In a way this is OK, this will allow the student to be a "problem solver" but, will s/he be a "critical thinker"? I think that this is not enough. If we are not critical thinkers our ability to solve problems will be also impaired.

This week I'm teaching gas behavior in my general chemistry class. The mathematical expression that relates volume, pressure, amount, and temperature is known as the 'ideal gas law" PV = nRT. Working with this formula amounts to simple algebra, should not give much trouble. It looks like there is no context. So why should I talk about Robert Boyle a fellow of the Royal Society http://en.wikipedia.org/wiki/Robert_Boyle who in the XVII century developed what is now known as Boyle's law relating the volume and the pressure of a gas, or Jacques Charles http://en.wikipedia.org/wiki/Jacques_Charles a French aristocrat, member of the Paris Science Academy, who lived through the French Revolution and was probably the first to fly an unmanned balloon full of hydrogen in 1783. Charles Law relates temperature with volume of a gas and even though it was Gay-Lussac who published in 1802, Charles was given credit for his unpublished work.

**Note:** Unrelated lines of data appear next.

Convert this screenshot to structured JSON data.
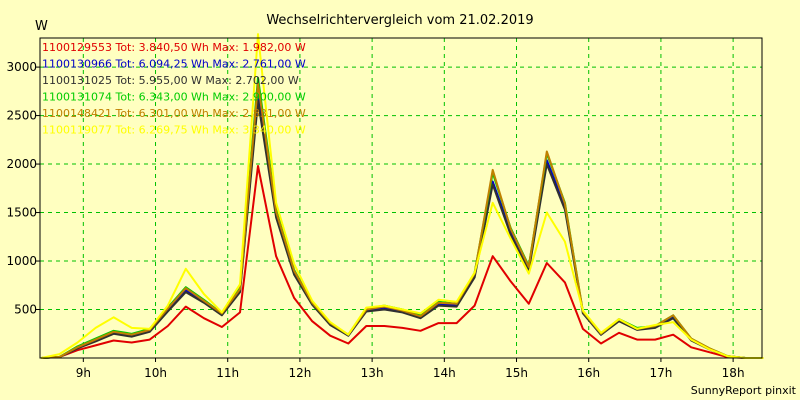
{
  "chart_data": {
    "type": "line",
    "title": "Wechselrichtervergleich vom 21.02.2019",
    "ylabel": "W",
    "credit": "SunnyReport pinxit",
    "xlim": [
      8.4,
      18.4
    ],
    "ylim": [
      0,
      3300
    ],
    "yticks": [
      500,
      1000,
      1500,
      2000,
      2500,
      3000
    ],
    "xticks": [
      {
        "v": 9,
        "label": "9h"
      },
      {
        "v": 10,
        "label": "10h"
      },
      {
        "v": 11,
        "label": "11h"
      },
      {
        "v": 12,
        "label": "12h"
      },
      {
        "v": 13,
        "label": "13h"
      },
      {
        "v": 14,
        "label": "14h"
      },
      {
        "v": 15,
        "label": "15h"
      },
      {
        "v": 16,
        "label": "16h"
      },
      {
        "v": 17,
        "label": "17h"
      },
      {
        "v": 18,
        "label": "18h"
      }
    ],
    "grid": true,
    "x": [
      8.42,
      8.67,
      8.92,
      9.17,
      9.42,
      9.67,
      9.92,
      10.17,
      10.42,
      10.67,
      10.92,
      11.17,
      11.42,
      11.67,
      11.92,
      12.17,
      12.42,
      12.67,
      12.92,
      13.17,
      13.42,
      13.67,
      13.92,
      14.17,
      14.42,
      14.67,
      14.92,
      15.17,
      15.42,
      15.67,
      15.92,
      16.17,
      16.42,
      16.67,
      16.92,
      17.17,
      17.42,
      17.67,
      17.92,
      18.17,
      18.42
    ],
    "series": [
      {
        "name": "1100129553 Tot: 3.840,50 Wh Max: 1.982,00 W",
        "color": "#e00000",
        "values": [
          0,
          10,
          80,
          130,
          180,
          160,
          190,
          330,
          530,
          410,
          320,
          470,
          1980,
          1050,
          620,
          380,
          230,
          150,
          330,
          330,
          310,
          280,
          360,
          360,
          540,
          1050,
          790,
          560,
          980,
          780,
          300,
          150,
          260,
          190,
          190,
          240,
          110,
          60,
          10,
          0,
          0
        ]
      },
      {
        "name": "1100130966 Tot: 6.094,25 Wh Max: 2.761,00 W",
        "color": "#0000c8",
        "values": [
          0,
          10,
          100,
          180,
          260,
          230,
          280,
          500,
          700,
          580,
          450,
          690,
          2700,
          1480,
          880,
          560,
          350,
          230,
          490,
          520,
          480,
          420,
          560,
          540,
          850,
          1820,
          1300,
          920,
          2040,
          1560,
          470,
          240,
          390,
          300,
          320,
          420,
          190,
          90,
          20,
          0,
          0
        ]
      },
      {
        "name": "1100131025 Tot: 5.955,00 W Max: 2.702,00 W",
        "color": "#303030",
        "values": [
          0,
          10,
          100,
          170,
          250,
          220,
          270,
          480,
          680,
          570,
          440,
          680,
          2650,
          1450,
          860,
          550,
          340,
          230,
          480,
          500,
          470,
          410,
          540,
          530,
          830,
          1790,
          1270,
          900,
          2000,
          1530,
          460,
          240,
          380,
          290,
          310,
          410,
          180,
          90,
          20,
          0,
          0
        ]
      },
      {
        "name": "1100131074 Tot: 6.343,00 Wh Max: 2.900,00 W",
        "color": "#00cc00",
        "values": [
          0,
          10,
          120,
          200,
          280,
          250,
          300,
          520,
          730,
          600,
          460,
          720,
          2890,
          1530,
          910,
          570,
          360,
          240,
          510,
          540,
          500,
          440,
          580,
          560,
          880,
          1910,
          1340,
          950,
          2110,
          1600,
          480,
          250,
          400,
          310,
          330,
          440,
          200,
          100,
          20,
          0,
          0
        ]
      },
      {
        "name": "1100148421 Tot: 6.301,00 Wh Max: 2.831,00 W",
        "color": "#c08000",
        "values": [
          0,
          10,
          110,
          190,
          270,
          240,
          290,
          510,
          720,
          590,
          460,
          710,
          2830,
          1510,
          900,
          570,
          360,
          240,
          500,
          530,
          490,
          430,
          570,
          560,
          870,
          1940,
          1330,
          940,
          2130,
          1590,
          480,
          250,
          400,
          300,
          330,
          440,
          200,
          100,
          20,
          0,
          0
        ]
      },
      {
        "name": "1100119077 Tot: 6.269,75 Wh Max: 3.340,00 W",
        "color": "#ffff00",
        "values": [
          0,
          40,
          160,
          310,
          420,
          310,
          300,
          540,
          920,
          660,
          470,
          760,
          3340,
          1600,
          970,
          590,
          370,
          240,
          520,
          540,
          500,
          460,
          600,
          580,
          880,
          1600,
          1230,
          870,
          1500,
          1200,
          490,
          260,
          400,
          300,
          340,
          370,
          190,
          90,
          20,
          0,
          0
        ]
      }
    ]
  }
}
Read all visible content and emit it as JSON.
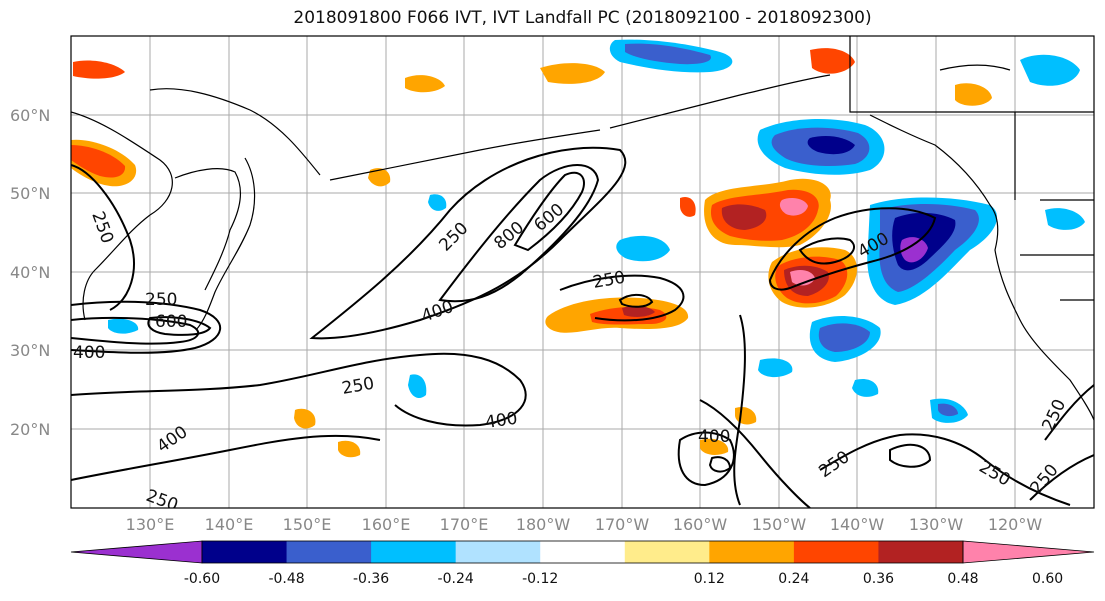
{
  "title": "2018091800 F066 IVT, IVT Landfall PC (2018092100 - 2018092300)",
  "lat_labels": [
    "60°N",
    "50°N",
    "40°N",
    "30°N",
    "20°N"
  ],
  "lon_labels": [
    "130°E",
    "140°E",
    "150°E",
    "160°E",
    "170°E",
    "180°W",
    "170°W",
    "160°W",
    "150°W",
    "140°W",
    "130°W",
    "120°W"
  ],
  "colorbar": {
    "colors": [
      "#9b30d0",
      "#00008b",
      "#3a5fcd",
      "#00bfff",
      "#b0e2ff",
      "#ffffff",
      "#ffec8b",
      "#ffa500",
      "#ff4500",
      "#b22222",
      "#ff82ab"
    ],
    "tick_labels": [
      "-0.60",
      "-0.48",
      "-0.36",
      "-0.24",
      "-0.12",
      "0.12",
      "0.24",
      "0.36",
      "0.48",
      "0.60"
    ]
  },
  "contour_labels": [
    "250",
    "400",
    "600",
    "800"
  ]
}
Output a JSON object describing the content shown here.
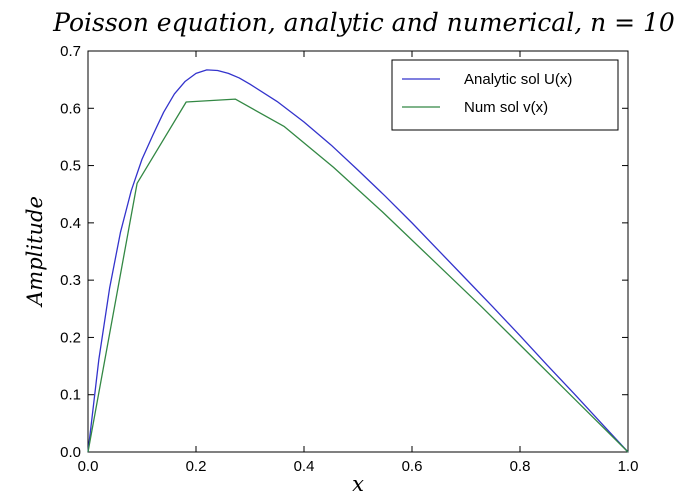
{
  "chart_data": {
    "type": "line",
    "title": "Poisson equation, analytic and numerical,  n = 10",
    "xlabel": "x",
    "ylabel": "Amplitude",
    "xlim": [
      0.0,
      1.0
    ],
    "ylim": [
      0.0,
      0.7
    ],
    "xticks": [
      "0.0",
      "0.2",
      "0.4",
      "0.6",
      "0.8",
      "1.0"
    ],
    "yticks": [
      "0.0",
      "0.1",
      "0.2",
      "0.3",
      "0.4",
      "0.5",
      "0.6",
      "0.7"
    ],
    "grid": false,
    "legend_position": "top-right",
    "series": [
      {
        "name": "Analytic sol U(x)",
        "color": "#3333cc",
        "x": [
          0.0,
          0.02,
          0.04,
          0.06,
          0.08,
          0.1,
          0.12,
          0.14,
          0.16,
          0.18,
          0.2,
          0.22,
          0.24,
          0.26,
          0.28,
          0.3,
          0.35,
          0.4,
          0.45,
          0.5,
          0.55,
          0.6,
          0.65,
          0.7,
          0.75,
          0.8,
          0.85,
          0.9,
          0.95,
          1.0
        ],
        "y": [
          0.0,
          0.161,
          0.286,
          0.383,
          0.456,
          0.511,
          0.553,
          0.593,
          0.625,
          0.647,
          0.661,
          0.667,
          0.666,
          0.661,
          0.653,
          0.642,
          0.612,
          0.576,
          0.536,
          0.492,
          0.447,
          0.4,
          0.351,
          0.302,
          0.253,
          0.203,
          0.152,
          0.102,
          0.051,
          0.0
        ]
      },
      {
        "name": "Num sol v(x)",
        "color": "#338844",
        "x": [
          0.0,
          0.0909,
          0.1818,
          0.2727,
          0.3636,
          0.4545,
          0.5455,
          0.6364,
          0.7273,
          0.8182,
          0.9091,
          1.0
        ],
        "y": [
          0.0,
          0.469,
          0.611,
          0.616,
          0.568,
          0.497,
          0.419,
          0.337,
          0.255,
          0.17,
          0.085,
          0.0
        ]
      }
    ]
  }
}
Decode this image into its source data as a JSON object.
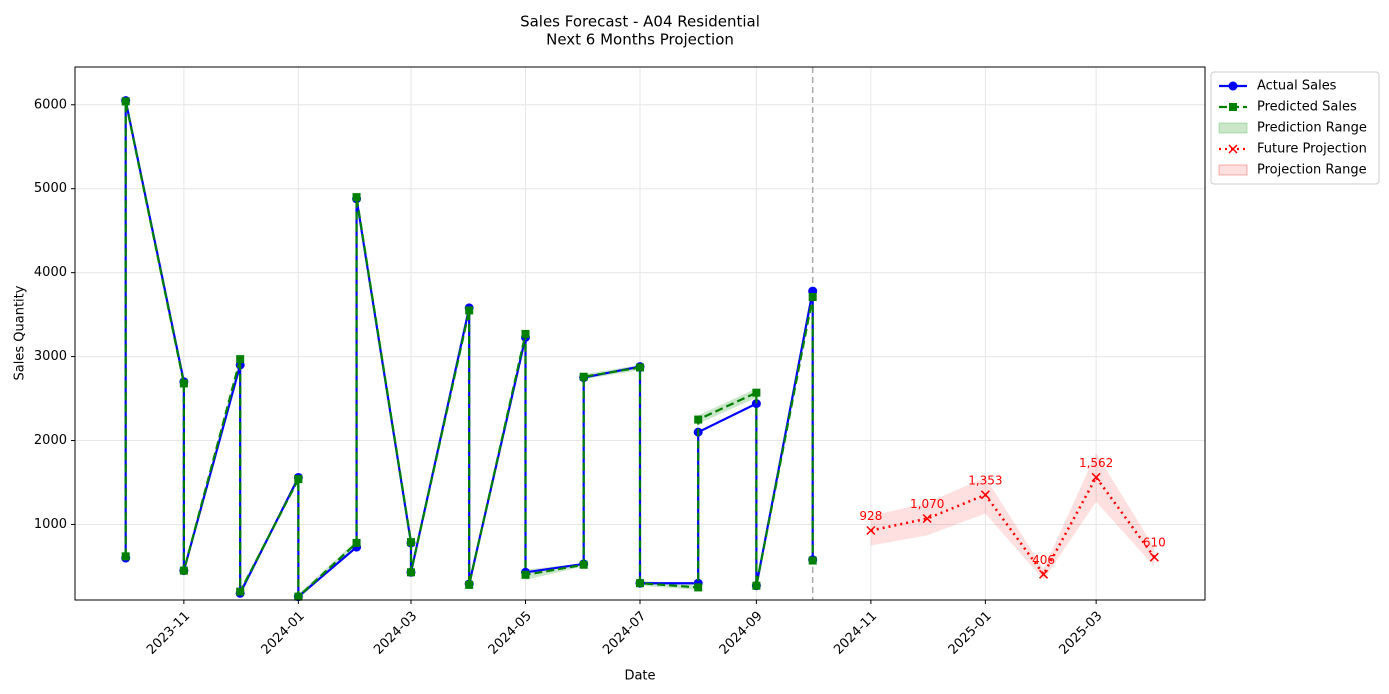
{
  "chart_data": {
    "type": "line",
    "title": "Sales Forecast - A04 Residential",
    "subtitle": "Next 6 Months Projection",
    "xlabel": "Date",
    "ylabel": "Sales Quantity",
    "xlim": [
      "2023-09-04",
      "2025-04-28"
    ],
    "xticks": [
      "2023-11",
      "2024-01",
      "2024-03",
      "2024-05",
      "2024-07",
      "2024-09",
      "2024-11",
      "2025-01",
      "2025-03"
    ],
    "ylim": [
      100,
      6450
    ],
    "yticks": [
      1000,
      2000,
      3000,
      4000,
      5000,
      6000
    ],
    "grid": true,
    "legend": "outside upper right",
    "divider_x": "2024-10",
    "series": [
      {
        "name": "Actual Sales",
        "color": "#0000ff",
        "linestyle": "solid",
        "marker": "o",
        "x": [
          "2023-10",
          "2023-10",
          "2023-11",
          "2023-11",
          "2023-12",
          "2023-12",
          "2024-01",
          "2024-01",
          "2024-02",
          "2024-02",
          "2024-03",
          "2024-03",
          "2024-04",
          "2024-04",
          "2024-05",
          "2024-05",
          "2024-06",
          "2024-06",
          "2024-07",
          "2024-07",
          "2024-08",
          "2024-08",
          "2024-09",
          "2024-09",
          "2024-10",
          "2024-10"
        ],
        "values": [
          600,
          6050,
          2700,
          450,
          2900,
          180,
          1560,
          140,
          730,
          4880,
          780,
          430,
          3580,
          290,
          3230,
          430,
          530,
          2750,
          2880,
          300,
          300,
          2100,
          2440,
          270,
          3780,
          580
        ]
      },
      {
        "name": "Predicted Sales",
        "color": "#008000",
        "linestyle": "dashed",
        "marker": "s",
        "x": [
          "2023-10",
          "2023-10",
          "2023-11",
          "2023-11",
          "2023-12",
          "2023-12",
          "2024-01",
          "2024-01",
          "2024-02",
          "2024-02",
          "2024-03",
          "2024-03",
          "2024-04",
          "2024-04",
          "2024-05",
          "2024-05",
          "2024-06",
          "2024-06",
          "2024-07",
          "2024-07",
          "2024-08",
          "2024-08",
          "2024-09",
          "2024-09",
          "2024-10",
          "2024-10"
        ],
        "values": [
          620,
          6040,
          2680,
          450,
          2970,
          200,
          1540,
          140,
          780,
          4900,
          790,
          430,
          3550,
          280,
          3270,
          400,
          520,
          2760,
          2870,
          300,
          250,
          2250,
          2570,
          270,
          3710,
          570
        ]
      },
      {
        "name": "Future Projection",
        "color": "#ff0000",
        "linestyle": "dotted",
        "marker": "x",
        "x": [
          "2024-11",
          "2024-12",
          "2025-01",
          "2025-02",
          "2025-03",
          "2025-04"
        ],
        "values": [
          928,
          1070,
          1353,
          406,
          1562,
          610
        ],
        "value_labels": [
          "928",
          "1,070",
          "1,353",
          "406",
          "1,562",
          "610"
        ]
      }
    ],
    "bands": [
      {
        "name": "Prediction Range",
        "color": "#2ca02c",
        "after_series": 1,
        "x": [
          "2023-10",
          "2023-10",
          "2023-11",
          "2023-11",
          "2023-12",
          "2023-12",
          "2024-01",
          "2024-01",
          "2024-02",
          "2024-02",
          "2024-03",
          "2024-03",
          "2024-04",
          "2024-04",
          "2024-05",
          "2024-05",
          "2024-06",
          "2024-06",
          "2024-07",
          "2024-07",
          "2024-08",
          "2024-08",
          "2024-09",
          "2024-09",
          "2024-10",
          "2024-10"
        ],
        "lower": [
          590,
          6010,
          2650,
          420,
          2940,
          170,
          1510,
          110,
          750,
          4870,
          760,
          400,
          3520,
          250,
          3240,
          340,
          500,
          2730,
          2840,
          270,
          220,
          2200,
          2510,
          240,
          3680,
          540
        ],
        "upper": [
          650,
          6070,
          2710,
          480,
          3000,
          230,
          1570,
          170,
          810,
          4930,
          820,
          460,
          3580,
          310,
          3300,
          460,
          540,
          2790,
          2900,
          330,
          280,
          2300,
          2620,
          300,
          3740,
          600
        ]
      },
      {
        "name": "Projection Range",
        "color": "#ff0000",
        "after_series": 2,
        "x": [
          "2024-11",
          "2024-12",
          "2025-01",
          "2025-02",
          "2025-03",
          "2025-04"
        ],
        "lower": [
          750,
          870,
          1130,
          340,
          1270,
          500
        ],
        "upper": [
          1100,
          1260,
          1560,
          470,
          1850,
          720
        ]
      }
    ]
  }
}
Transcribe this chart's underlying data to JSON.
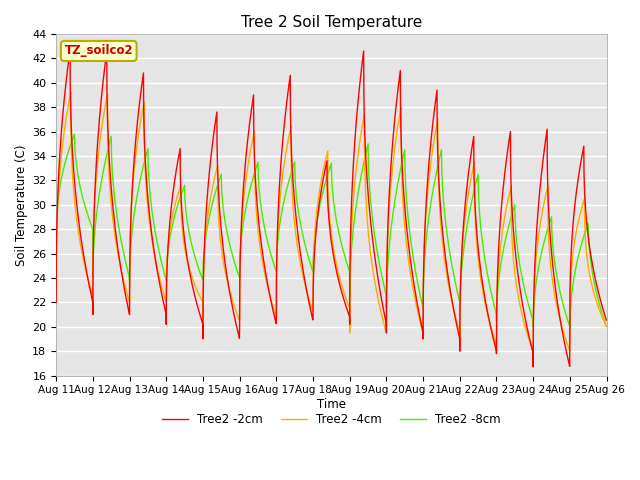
{
  "title": "Tree 2 Soil Temperature",
  "xlabel": "Time",
  "ylabel": "Soil Temperature (C)",
  "ylim": [
    16,
    44
  ],
  "n_days": 15,
  "xtick_labels": [
    "Aug 11",
    "Aug 12",
    "Aug 13",
    "Aug 14",
    "Aug 15",
    "Aug 16",
    "Aug 17",
    "Aug 18",
    "Aug 19",
    "Aug 20",
    "Aug 21",
    "Aug 22",
    "Aug 23",
    "Aug 24",
    "Aug 25",
    "Aug 26"
  ],
  "annotation_text": "TZ_soilco2",
  "annotation_color": "#cc0000",
  "annotation_bg": "#ffffcc",
  "annotation_border": "#bbaa00",
  "bg_color": "#e5e5e5",
  "grid_color": "#ffffff",
  "legend_entries": [
    "Tree2 -2cm",
    "Tree2 -4cm",
    "Tree2 -8cm"
  ],
  "line_colors": [
    "#ff0000",
    "#ffaa00",
    "#44ee00"
  ],
  "line_width": 1.0,
  "day_data": [
    {
      "peak2": 42.7,
      "trough2": 22.0,
      "peak4": 39.2,
      "trough4": 22.5,
      "peak8": 35.8,
      "trough8": 28.0
    },
    {
      "peak2": 42.6,
      "trough2": 21.0,
      "peak4": 39.1,
      "trough4": 22.0,
      "peak8": 35.6,
      "trough8": 24.0
    },
    {
      "peak2": 40.8,
      "trough2": 21.0,
      "peak4": 38.4,
      "trough4": 22.0,
      "peak8": 34.6,
      "trough8": 23.8
    },
    {
      "peak2": 34.6,
      "trough2": 20.2,
      "peak4": 31.6,
      "trough4": 22.0,
      "peak8": 31.6,
      "trough8": 23.8
    },
    {
      "peak2": 37.6,
      "trough2": 19.0,
      "peak4": 33.2,
      "trough4": 20.5,
      "peak8": 32.5,
      "trough8": 24.0
    },
    {
      "peak2": 39.0,
      "trough2": 20.2,
      "peak4": 36.0,
      "trough4": 20.8,
      "peak8": 33.5,
      "trough8": 24.5
    },
    {
      "peak2": 40.6,
      "trough2": 20.5,
      "peak4": 36.4,
      "trough4": 21.2,
      "peak8": 33.5,
      "trough8": 24.5
    },
    {
      "peak2": 33.6,
      "trough2": 20.8,
      "peak4": 34.4,
      "trough4": 21.5,
      "peak8": 33.4,
      "trough8": 24.5
    },
    {
      "peak2": 42.6,
      "trough2": 20.2,
      "peak4": 37.4,
      "trough4": 19.5,
      "peak8": 35.0,
      "trough8": 22.5
    },
    {
      "peak2": 41.0,
      "trough2": 19.5,
      "peak4": 38.0,
      "trough4": 19.5,
      "peak8": 34.5,
      "trough8": 21.5
    },
    {
      "peak2": 39.4,
      "trough2": 19.0,
      "peak4": 37.0,
      "trough4": 19.5,
      "peak8": 34.5,
      "trough8": 22.0
    },
    {
      "peak2": 35.6,
      "trough2": 18.0,
      "peak4": 33.5,
      "trough4": 18.5,
      "peak8": 32.5,
      "trough8": 21.0
    },
    {
      "peak2": 36.0,
      "trough2": 17.8,
      "peak4": 31.5,
      "trough4": 18.0,
      "peak8": 30.0,
      "trough8": 20.5
    },
    {
      "peak2": 36.2,
      "trough2": 16.7,
      "peak4": 31.5,
      "trough4": 18.0,
      "peak8": 29.0,
      "trough8": 20.0
    },
    {
      "peak2": 34.8,
      "trough2": 20.5,
      "peak4": 30.5,
      "trough4": 20.0,
      "peak8": 28.5,
      "trough8": 20.0
    }
  ],
  "yticks": [
    16,
    18,
    20,
    22,
    24,
    26,
    28,
    30,
    32,
    34,
    36,
    38,
    40,
    42,
    44
  ],
  "figsize": [
    6.4,
    4.8
  ],
  "dpi": 100
}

It seems to me that this honesty in the scientific world has become less of a norm, I'm sad to say.

Then we have Avogadro http://en.wikipedia.org/wiki/Amedeo_Avogadro  (always concerned with the amounts of substances) lived the last part of the XVIII and first half of the XIX centuries. He of course saw the relationship between the amount of gas and the volume. Now we know this relationship as Avogadro's Law.

When in the late 1800's these laws where condensed into one: The Ideal Gas Law PV =nRT
Water vapor engineering was born. And "steam' energy became the driver of the second industrial revolution 1840-1870 by introducing "steam" engines to trains and boats transforming transportation.

Now the question I have is: why should students learn about all the history when learning how to solve problems with PV =nRT? Is the ideal gas law going to change if circumstances change? What can I learn from the fact that many minds where involved in the development of the "law"?

Are the answers to these questions self evident?